Algae makes good jet fuel. Good enough that Boeing is heavily promoting algae. From the Seattle Times:
"It makes extremely good jet fuel," said Darrin Morgan, Boeing's director of business analysis for environmental strategy. ...My question is why only 5 to 10% in seven years? Why not more faster? Is it the cost or is it the lack of production capacity? See the full article in the Seattle Times and another piece on the same topic in the New York Times, both of which focus on boring environmentalism and never bother to talk about the business case for algae fuel.
"It grows naturally in an aquatic environment; it doubles in mass every day; it's very plant-oil dense," he said.
Morgan said the algae — grown either in shallow ponds or closed tanks — is so productive that the entire supply of fuel for the world's fleet of commercial jets could be provided in a cultivated area about the size of West Virginia.
"Of course, West Virginia may not be the right place," he deadpanned. He envisages ideal cultivation areas in such places as Australia or the desert Southwest of the United States, where crops won't grow and salty aquifers or the sea provide reusable water. ...

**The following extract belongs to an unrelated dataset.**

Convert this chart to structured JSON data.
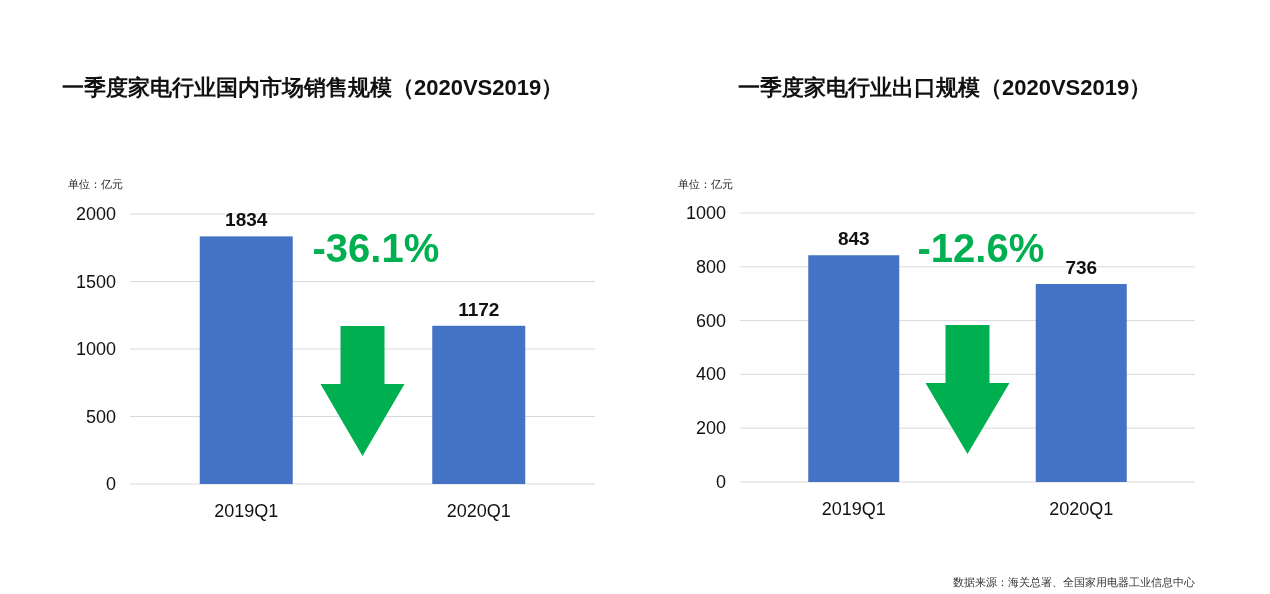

Morgan said Boeing isn't planning to go into the fuel business, but it will do everything it can to promote research so extracting oil from algae becomes commercially viable on a large scale. ...
Boeing's rosy forecast is that as much as 5 to 10 percent of aviation fuel could come from this source by 2015.
1 comments:
July 27, 2008 at 9:12 PM
wReally? You are surprised that only 5-10% of Jet A could be replaced in seven years? Foolish Kapitalist! The reality of the situation is even an established technology would not be able to ramp up to that level in less than 2-3 years, much less a nacent technology like algal jet fuel. Plus, you are talking about aviation fuel; you obviously have never been involved in changing an ASTM spec...
I could rant forever about this but the bottom line is: we should be so lucky to have 5% of jet fuel coming from anything but petroleum in the next 7 years. And you can't blame this inertia on fat cats and oil execs...it's a by-product of the systems that ensure that you can fly and live to tell about it.